Was das für die künftige Kaderplanung bedeutet, wird man sehen. Kurzfristig dürfte das dank Keita-Verkauf nicht das ganz große Problem sein. Auffällig vielleicht, dass die Transfers des letzten Sommers zwar die Qualität des Kaders in der Breite deutlich verbesserten, aber in der Spitze kaum Qualitätszuwachs zu verzeichnen war. Das war bei Konaté, Bruma, Augustin, Laimer und (mit Abstrichen) Kampl auch nicht zu erwarten, dass sie nun gleich die tragenden Rollen im Team übernehmen würden. Alle fünf haben aber in jeweils unterschiedlichem Ausmaß schon gezeigt, dass sie in tragende Rollen hineinwachsen können. Auch wenn man dafür beispielsweise bei Laimer erstmal eine Position finden musste, für die er eigentlich gar nicht vorgesehen war.

Letztlich haben die Neuzugänge genau das gemacht, was man sich von ihnen erhoffen konnte, nämlich Qualität in der Breite ins Team zu bringen. Das Problem war, dass gleichzeitig allerdings die tragenden Köpfe der Vorsaison diese Saison keine tragenden Köpfe mehr waren. Ein Emil Forsberg ist zwischen Verletzungen, fehlendem Rhythmus und Platzverweis ziemlich untergegangen. Timo Werner war große Teile der Rückrunde mit Hadern und fehlenden Räumen beschäftigt. Und Naby Keita spielte keine schlechte Runde, war aber auch nur selten der mannschaftstragende Dominator, der er eigentlich sein kann. Was sich bei ihm vor allem im totalen Zusammenbruch seiner Rolle als Balleroberer und in zu vielen Platzverweisen und Undiszipliniertheiten manifestierte.

Wenn man über die Saison drüberschaut, dann weiß man nicht so richtig, welchen Spieler man als die tragende Säule im Team sehen würde. Sabitzer war in der Hinrunde sehr gut, dann aber zu viel verletzt und mit Qualitätsverlusten beim Hin- und Herschieben zwischen den Positionen. Halstenberg spielte sehr konstant, riss sich aber das Kreuzband. Und ansonsten blieb sehr viel Inkonstanz und wechselten sehr gute und unterdurchschnittliche Leistungen munter durch. Wofür Jean-Kevin Augustin als Extremfall irgendwo zwischen Weltklassevorstellungen und ‚heute kein Bock‘ prototypisch steht.

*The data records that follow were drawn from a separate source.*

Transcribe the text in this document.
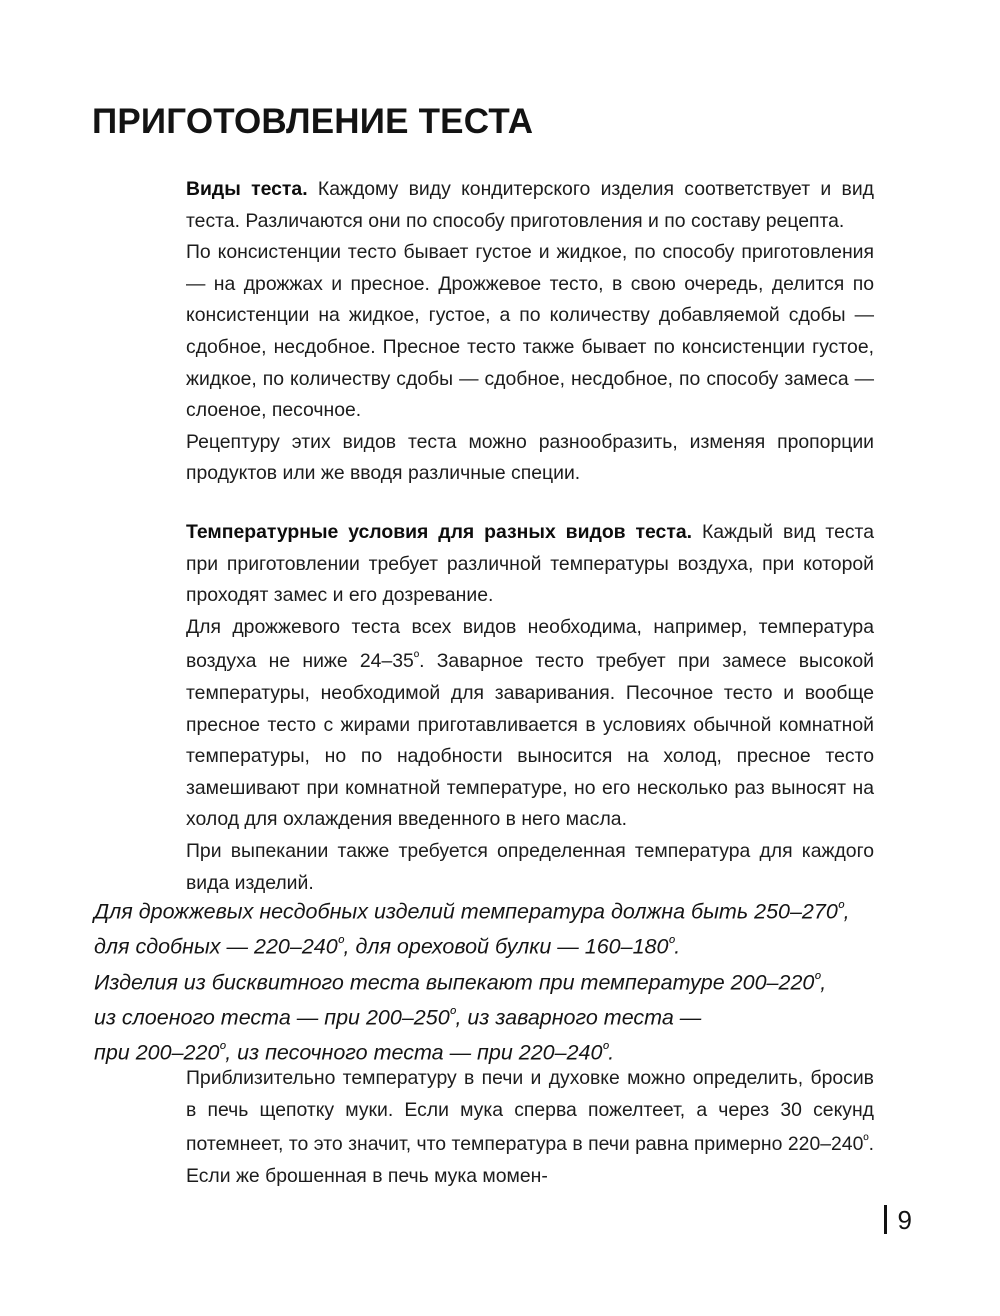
ПРИГОТОВЛЕНИЕ ТЕСТА

Виды теста. Каждому виду кондитерского изделия соответствует и вид теста. Различаются они по способу приготовления и по составу рецепта.

По консистенции тесто бывает густое и жидкое, по способу приготовления — на дрожжах и пресное. Дрожжевое тесто, в свою очередь, делится по консистенции на жидкое, густое, а по количеству добавляемой сдобы — сдобное, несдобное. Пресное тесто также бывает по консистенции густое, жидкое, по количеству сдобы — сдобное, несдобное, по способу замеса — слоеное, песочное.

Рецептуру этих видов теста можно разнообразить, изменяя пропорции продуктов или же вводя различные специи.

Температурные условия для разных видов теста. Каждый вид теста при приготовлении требует различной температуры воздуха, при которой проходят замес и его дозревание.

Для дрожжевого теста всех видов необходима, например, температура воздуха не ниже $24-35^º$. Заварное тесто требует при замесе высокой температуры, необходимой для заваривания. Песочное тесто и вообще пресное тесто с жирами приготавливается в условиях обычной комнатной температуры, но по надобности выносится на холод, пресное тесто замешивают при комнатной температуре, но его несколько раз выносят на холод для охлаждения введенного в него масла.

При выпекании также требуется определенная температура для каждого вида изделий.

Для дрожжевых несдобных изделий температура должна быть $250-270^º$,
для сдобных — $220-240^º$, для ореховой булки — $160-180^º$.
Изделия из бисквитного теста выпекают при температуре $200-220^º$,
из слоеного теста — при $200-250^º$, из заварного теста —
при $200-220^º$, из песочного теста — при $220-240^º$.

Приблизительно температуру в печи и духовке можно определить, бросив в печь щепотку муки. Если мука сперва пожелтеет, а через 30 секунд потемнеет, то это значит, что температура в печи равна примерно $220-240^º$. Если же брошенная в печь мука момен-

9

Vielleicht wichtig in dem Zusammenhang, dass sich natürlich auch die ganzen Kaderstrukturen in dieser Saison deutlich verändert haben. Die große Stärke des totalen Teamzusammenhalts gibt es in der Form nicht mehr. Die Mannschaft ist kein zerstrittenes Häuflein, das überhaupt nicht. Aber die Tendenz geht doch auch mehr zu Egoshooting und auch zu (sprachbezogenen) Grüppchenbildungen, die gerade in schlechten Phasen zu einem zusätzlichen Problem werden können. Augustin und Bruma sind als Spieler, die in Leipzig den nächsten Schritt machen wollen, aber in ihrer Historie schon mal gehypet waren (Bruma als Talent ala Ronaldo, Augustin mit seinen sehr frühen Einsätzen bei PSG neben Ibrahimovic), sicherlich nicht diejenigen, die das Gerüst bei RB Leipzig bilden können, sondern diejenigen, die ein funktionierendes Gerüst durch individuelle Qualitäten bei gleichzeitiger Eingliederung in die spieltaktischen Abläufe veredeln können. Da eine gute Mannschaftsstruktur zu schaffen, in der das nicht zu Eitelkeiten führt, ist auch eine Aufgabe, die man auf Dauer zu lösen hat.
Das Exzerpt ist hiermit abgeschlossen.